Bekijk hier 1 van de video’s uit de campagne:

 

5.1 ‘Het is eigenlijk een manier van omdenken’

Het team De Hoogte in Goes is inmiddels getraind op Triple-C. Ook heeft dit team al ervaring met de nieuwe structuur, waarbij gewerkt wordt met de driehoek: coördinerend begeleider-gedragsdeskundige-manager. Om te horen hoe een en ander bevalt gaan we in gesprek met de drie leden van de driehoek, namelijk Suzanne Lindhout, coördinerend begeleider, Lilli Schenk, gedragsdeskundige en manager Linda van Son. Zij vertellen enthousiast over hun ervaringen en over hun inspanningen om elkaar bij de les te houden.

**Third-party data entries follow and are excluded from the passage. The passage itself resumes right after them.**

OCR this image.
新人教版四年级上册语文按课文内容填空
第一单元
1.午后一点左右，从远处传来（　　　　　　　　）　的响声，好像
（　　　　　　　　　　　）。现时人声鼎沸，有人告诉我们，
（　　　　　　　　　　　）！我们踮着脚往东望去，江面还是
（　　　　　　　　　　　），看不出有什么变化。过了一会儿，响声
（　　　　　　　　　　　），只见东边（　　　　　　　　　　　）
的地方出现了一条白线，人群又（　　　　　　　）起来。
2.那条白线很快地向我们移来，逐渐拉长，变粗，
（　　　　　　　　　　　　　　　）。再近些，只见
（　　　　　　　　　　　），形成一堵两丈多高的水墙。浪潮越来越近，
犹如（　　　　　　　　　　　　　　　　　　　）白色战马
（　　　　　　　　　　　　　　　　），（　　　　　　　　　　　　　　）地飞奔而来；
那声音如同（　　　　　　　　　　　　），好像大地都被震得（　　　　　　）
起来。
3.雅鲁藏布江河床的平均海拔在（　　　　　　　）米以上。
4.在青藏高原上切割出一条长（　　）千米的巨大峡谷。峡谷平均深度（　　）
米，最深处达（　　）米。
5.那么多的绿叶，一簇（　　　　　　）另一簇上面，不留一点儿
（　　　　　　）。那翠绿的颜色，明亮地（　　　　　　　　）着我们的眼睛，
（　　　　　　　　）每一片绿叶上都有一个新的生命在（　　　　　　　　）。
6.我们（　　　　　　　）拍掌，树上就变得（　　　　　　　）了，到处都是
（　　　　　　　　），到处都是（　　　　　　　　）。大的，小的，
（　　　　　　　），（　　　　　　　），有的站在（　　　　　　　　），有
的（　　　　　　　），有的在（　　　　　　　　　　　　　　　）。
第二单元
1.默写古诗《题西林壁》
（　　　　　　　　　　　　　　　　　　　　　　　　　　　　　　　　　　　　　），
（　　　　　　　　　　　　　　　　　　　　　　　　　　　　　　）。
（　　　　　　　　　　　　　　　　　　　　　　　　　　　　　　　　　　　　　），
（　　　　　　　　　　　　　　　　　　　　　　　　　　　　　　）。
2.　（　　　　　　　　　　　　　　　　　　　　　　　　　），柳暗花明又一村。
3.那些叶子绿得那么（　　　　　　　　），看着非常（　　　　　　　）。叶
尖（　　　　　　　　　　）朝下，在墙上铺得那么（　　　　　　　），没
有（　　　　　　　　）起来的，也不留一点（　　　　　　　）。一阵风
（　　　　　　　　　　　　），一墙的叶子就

De Hoogte is een woon- en werkleerlocatie voor mensen met een verstandelijke beperking en een diagnose in het autistisch spectrum. “We hebben hier regelmatig te maken met complexe gedragsvraagstukken”, verduidelijkt Lilli. “Zo hadden we afgelopen zomer een aantal crisissituaties. Daarnaast hebben we binnen het team veel wisselingen gehad, zodat lang niet iedereen de Triple-C scholing heeft gedaan. Desondanks maken we kleine stapjes. Het is leuk om met die ontwikkeling bezig te blijven.”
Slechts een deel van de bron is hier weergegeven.